Employees are some of the most valuable resources that a company has, and can contribute substantially to the success of a business. Conversely, poor employee performance or behavior can lead to a decrease in product quality, customer satisfaction, and commercial success. If you are dealing with a poorperforming employee, a written warning is a good starting point for correcting that behavior.
An employee written warning is simply a memorandum to a member of your staff, explaining that his or her job performance has been unsatisfactory. It must provide specific details about the problem (including examples, dates, names, and witnesses, where available) and explain the consequences of continuing violations or infractions.
Although it can be uncomfortable to discipline an employee, problems do not always resolve themselves: early written warnings increase the odds that changes will be made and job performance will improve. A clear explanation of the issues will minimize confusion, misunderstanding, and error, and will reiterate both your company’s expectations and the consequences of not rising to your organizational standards. If problems persist, you will have a record of past issues and attempted resolutions in your personnel files and can use this information to suspend or terminate the employee.
2. Dos & Don’ts Checklist
- The usual progression for employee discipline starts with a verbal warning, moves to a written warning, and ends with a final written warning before termination. It is a good idea to have a clear employee discipline policy – including a methodical sequence of warnings and consequences – and to follow that exactly for all of your employees.
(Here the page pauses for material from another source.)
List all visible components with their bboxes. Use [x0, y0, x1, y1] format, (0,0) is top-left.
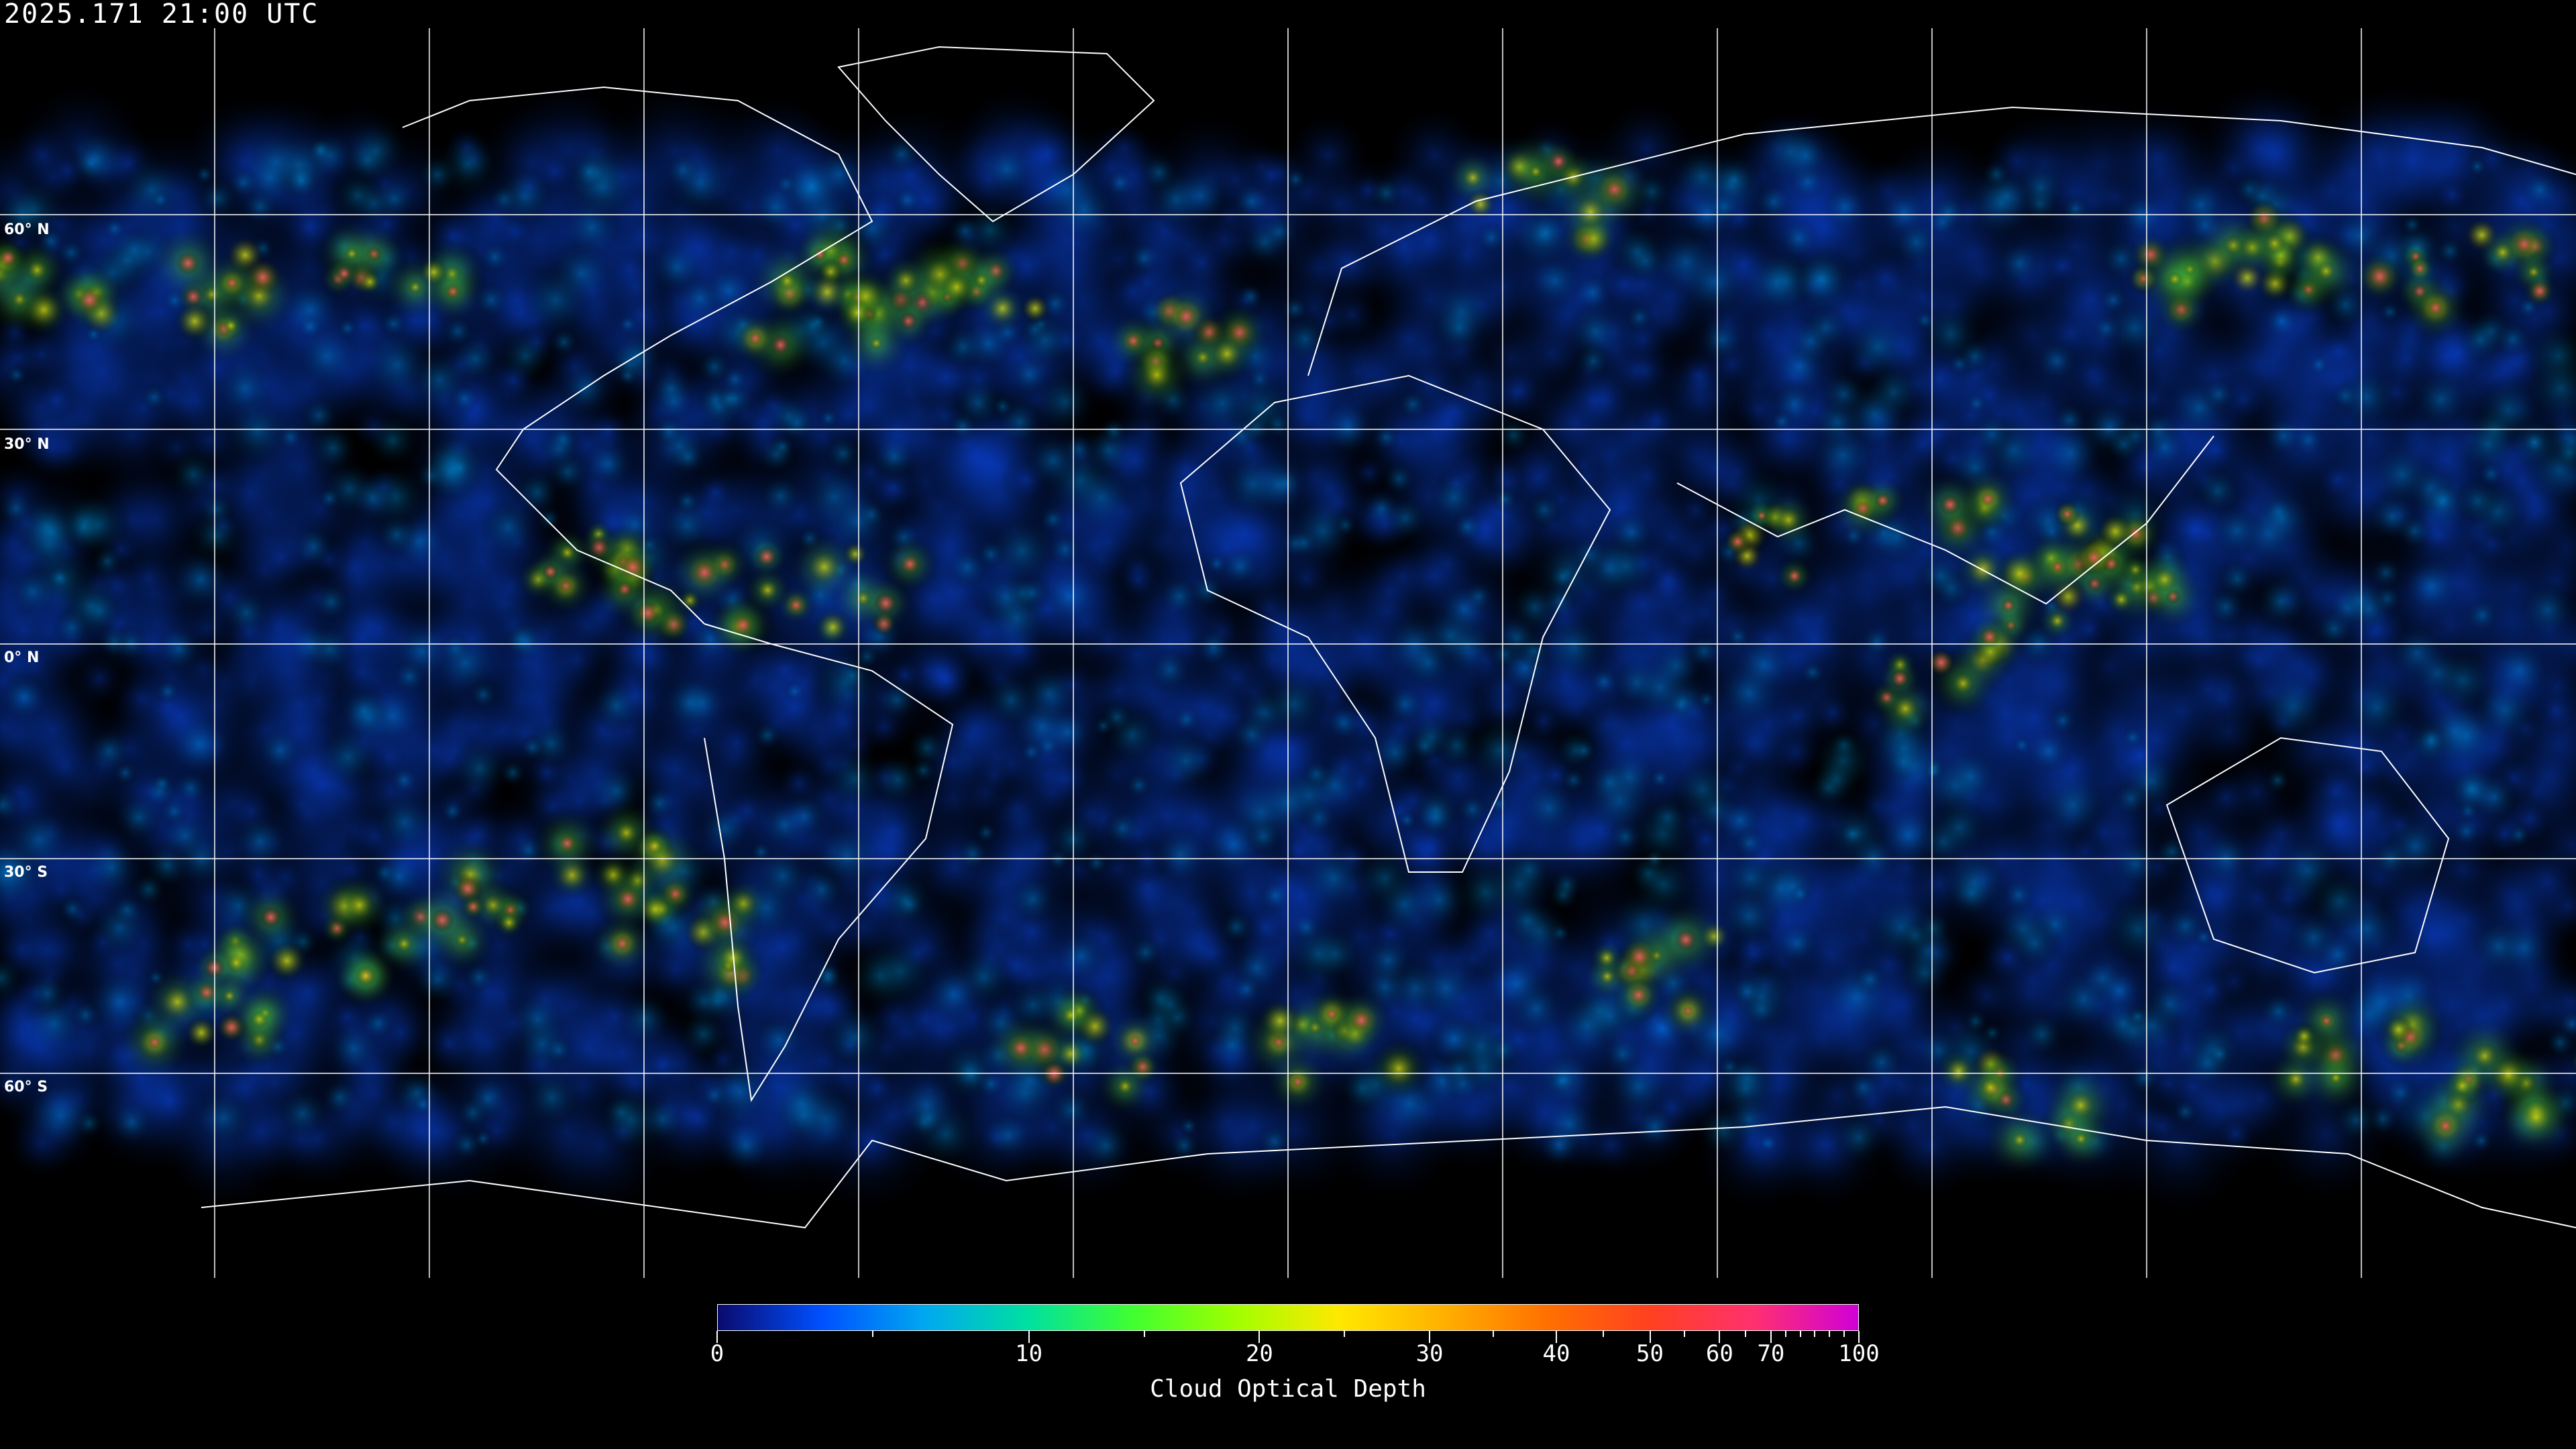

- Before issuing warnings or taking disciplinary action, perform your own investigation. Understand what is charged and the details of each alleged incident. For example, if the warning will be for “excessive absenteeism,” make sure you know each date those absences took place, over what period, and whether informal conversations took place about each occurrence.
- Interview the employee privately. They may have additional information that explains or clarifies the problem. For example, they may have relied honestly on incorrect information. Perhaps the manager they told of their absence didn’t pass that information to the correct department. A private conversation may clear up misunderstandings before any formal steps are taken.
- Be as specific as possible in your written descriptions of both the performance problems and the required corrections. Vagueness gives neither adequate warning of the issue nor opportunities for improvement, and may serve to invalidate the warning itself.
- Make sure that your research is completed and the warning is given as soon as possible after the incident occurs. A delayed warning will delay corrective action, and can allow memories of an incident to fade or change over time.
- If you make changes to the enclosed form, do not delete references to the document being a written warning. If the document does not specifically label itself a written warning, its effectiveness may be questioned and it may be deemed void.
- Discuss the warning with your employee and make sure he or she understands why they are being disciplined. Ask the employee to sign a copy of the document, acknowledging that it was received. If he or she refuses, have a witness sign indicating that he or she witnessed the employee’s receipt of the written warning. Give a copy of the signed written warning to your employee at the end of your discussion. Place an additional copy in the employee’s personnel file.
3. Employee Written Warning Instruction
The following instructions will help you understand the terms of your employee written warning. The numbers below correspond to numbers in the warning. Please review the entire document before starting the step-by-step process.
- Set out the specific performance problem clearly and with as much detail as possible. Provide dates, witness names, and the exact nature of the issue. If there was a violation of a written company policy or manual, include a reference to the rule that was violated.
- Again, it’s important to explain clearly the changes in behavior or performance that are required, using as much detail as possible. Statements like “Follow company policies about overtime” or “Do not remove company property” are not sufficient. Explain your company’s overtime procedures, and what steps the employee must take to follow these. If the employee’s behavior must change within a certain number of days/weeks, include that time frame here.
- Use this space to give notice to your employee of your company’s “next steps.” If there is a progressive sequence of events that will occur, describe those in detail. Will there be a final written warning? Suspension? Immediate termination?
- This is your employee’s opportunity to provide an explanation or a rebuttal of the events leading to the warning.
- Insert a description of your company’s appeals process, and explain any steps this particular employee must take to object to the disciplinary actions taken against him or her.
- Make sure the employee understands that his or her signature does not indicate agreement or acquiescence to the statements in the document; it simply shows that he or she received a copy. If the employee still refuses to sign, have the document signed by an upper-level staff member who witnessed the employee’s receipt of the written form. Write in the staff member’s name and title under his or her signature.
The tools provided in this package, together with a well-constructed employee disciplinary policy, will help foster a competent and productive workforce. Corrective measures can be taken quickly, and any impact on your business can be minimized. Moreover, if the employee is informed of future consequences for continuing violations and your company has ample documentation of these warnings, you will have taken a large step toward defending your business in any claims or lawsuits initiated down the road.